Sunan Drajat sangat memperhatikan masyarakatnya. Beliau seringkali berjalan mengelilingi kampung pada malam hari. Penduduk merasa aman dan terlindungi dari gangguan makhluk halus yang konon, semakain merajalela selama dan sesudah pembukaan hutan. Selesai shalat ashar, Sunan Drajat juga mengelilingi kampung sambil berzikir dan mengingatkan penduduk untuk melaksanakan shalat magrib. ''Berhentilah bekerja, jangan lupa shalat,'' katanya dengan nada membujuk. Beliau selalu menelateni warga yang sakit, dengan mengobati memakai ramuan tradisional yang disertai dengan do'a. Seperti halnya para wali lainnya, Sunan Drajat terkenal sakti. Sumur Lengsanga di kawasan Sumenggah, misalnya, diciptakan Sunan Drajat saat beliau merasa kelelahan dalam sebuah perjalanan. Saat itu, Sunan drajat meminta pengikutnya untuk mencabut wilus (sejenis umbi hutan). Kata Sunan Drajat kehausan, Beliau berdo'a. Maka, dari sembilan lubang bekas umbi tersebut memancar air bening yang selanjutnya menjadi sumur abadi. Dalam beberapa naskah, Sunan Drajat disebut-sebut menikah dengan tiga wanita. Sesudah menikahi Kemuning, saat menetap di Desa Drajat, Sunan Drajat menikahi Retnayu Condrosekar yang merupakan putri Adipati Kediri, Raden Suryadilaga.
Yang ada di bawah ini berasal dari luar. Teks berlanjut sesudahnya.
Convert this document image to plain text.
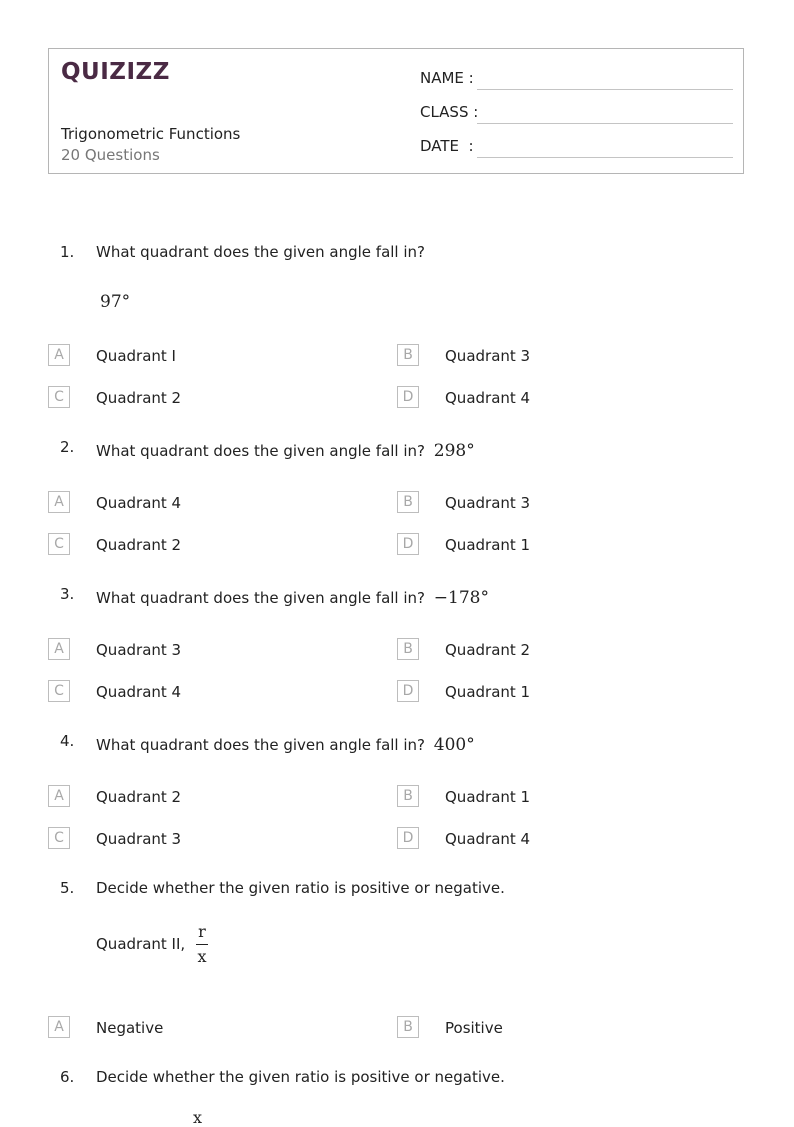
QUIZIZZ
Trigonometric Functions
20 Questions
NAME :
CLASS :
DATE  :
1. What quadrant does the given angle fall in?
97°
A	Quadrant I	B	Quadrant 3
C	Quadrant 2	D	Quadrant 4
2. What quadrant does the given angle fall in? 298°
A	Quadrant 4	B	Quadrant 3
C	Quadrant 2	D	Quadrant 1
3. What quadrant does the given angle fall in? −178°
A	Quadrant 3	B	Quadrant 2
C	Quadrant 4	D	Quadrant 1
4. What quadrant does the given angle fall in? 400°
A	Quadrant 2	B	Quadrant 1
C	Quadrant 3	D	Quadrant 4
5. Decide whether the given ratio is positive or negative.
Quadrant II, $\frac{r}{x}$
A	Negative	B	Positive
6. Decide whether the given ratio is positive or negative.
x
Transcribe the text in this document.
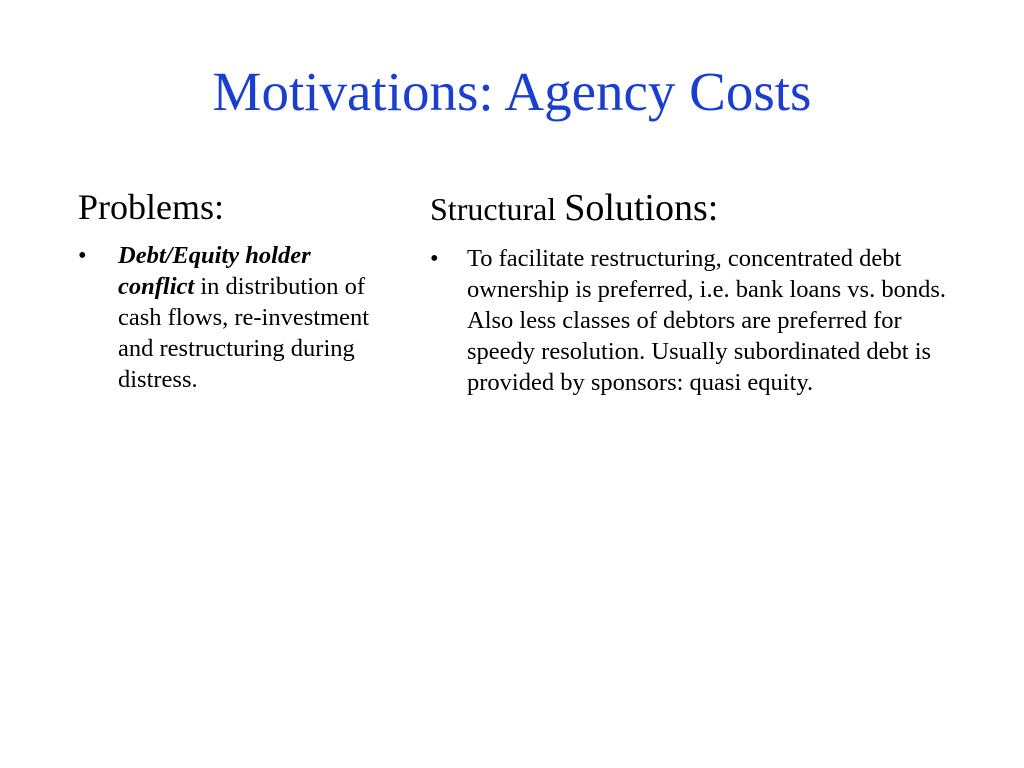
Motivations: Agency Costs
Problems:
•	Debt/Equity holder conflict in distribution of cash flows, re-investment and restructuring during distress.
Structural Solutions:
•	To facilitate restructuring, concentrated debt ownership is preferred, i.e. bank loans vs. bonds. Also less classes of debtors are preferred for speedy resolution. Usually subordinated debt is provided by sponsors: quasi equity.
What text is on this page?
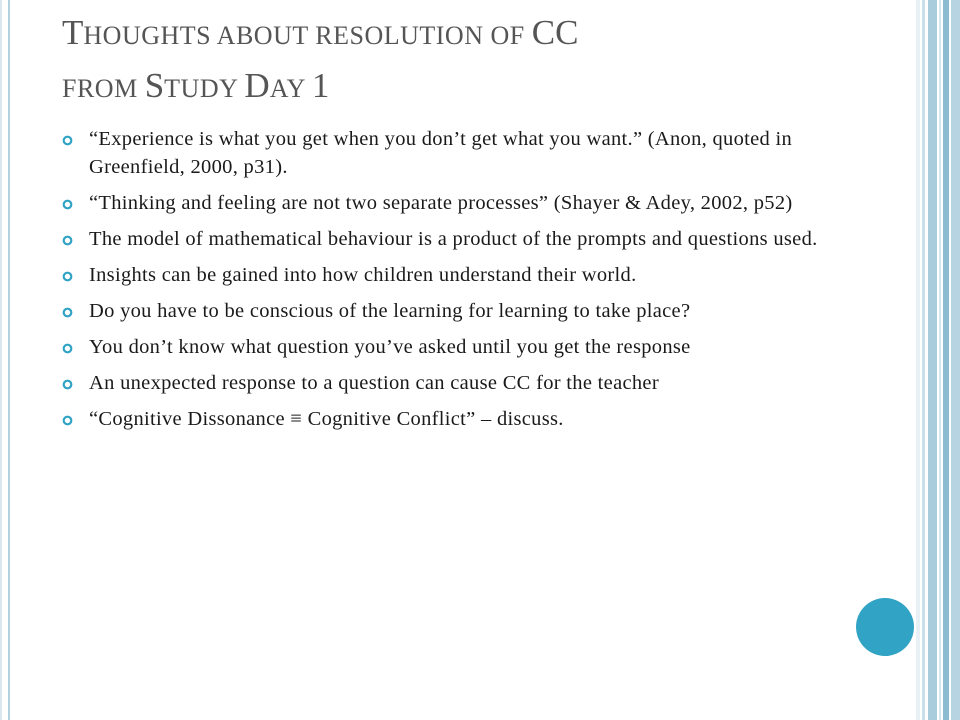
THOUGHTS ABOUT RESOLUTION OF CC
FROM STUDY DAY 1
“Experience is what you get when you don’t get what you want.” (Anon, quoted in Greenfield, 2000, p31).
“Thinking and feeling are not two separate processes” (Shayer & Adey, 2002, p52)
The model of mathematical behaviour is a product of the prompts and questions used.
Insights can be gained into how children understand their world.
Do you have to be conscious of the learning for learning to take place?
You don’t know what question you’ve asked until you get the response
An unexpected response to a question can cause CC for the teacher
“Cognitive Dissonance ≡ Cognitive Conflict” – discuss.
Peristiwa tersebut diperkirakan terjadi pada tahun 1465 Masehi. Berdasarkan Babad Tjerbon, istri pertama Sunan Drajat ialah Dewi Sufiyah yang merupakan putri Sunan Gunung Jati. Alkisah, sebelum sampai di Lamongan, Sunan Drajat sempat dikirim ayahnya untuk berguru mengaji kepada Sunan Gunung Jati. Padahal, Sunan yang memiliki nama Syarif Hidayatullah itu adalah bekas murid Sunan Ampel. Di kalangan para ulama di Jawa, bahkan sampai saat ini, memang ada tradisi ''saling memuridkan''. Dalam Babad Tjerbon dikisahkan, sesudah menikah dengan Dewi Sufiyah, Sunan Drajat tinggal di Kadrajat. Beliau pun biasa dipanggil dengan sebutan Pangeran Kadrajat, atau Pangeran Drajat. Ada juga yang menyebutnya Syekh Syarifuddin.

Bekas padepokan Pangeran Drajat saat ini menjadi kompleks pemakaman, lengkap dengan cungkup makam petilasan, yang terletak di Kelurahan Drajat, Kecamatan Kesambi. Di sana dibangun sebuah masjid besar yang dinamai Masjid Nur Drajat. Naskah Badu Wanar serta Naskah Drajat mengisahkan bahwa dari pernikahannya dengan Dewi Sufiyah, Sunan Drajat dikaruniai tiga orang putra. Anak bungsu bernama Pangeran Rekyana, atau Pangeran Tranggana. Yang kedua Pangeran Sandi, dan anak yang bungsu, Dewi Wuryan. Ada pula cerita yang menyebutkan bahwa Sunan Drajat pernah menikahi Nyai Manten di Cirebon, dan dikaruniai empat orang putra. Akan tetapi, cerita ini agak kabur, tanpa meninggalkan jejak yang meyakinkan.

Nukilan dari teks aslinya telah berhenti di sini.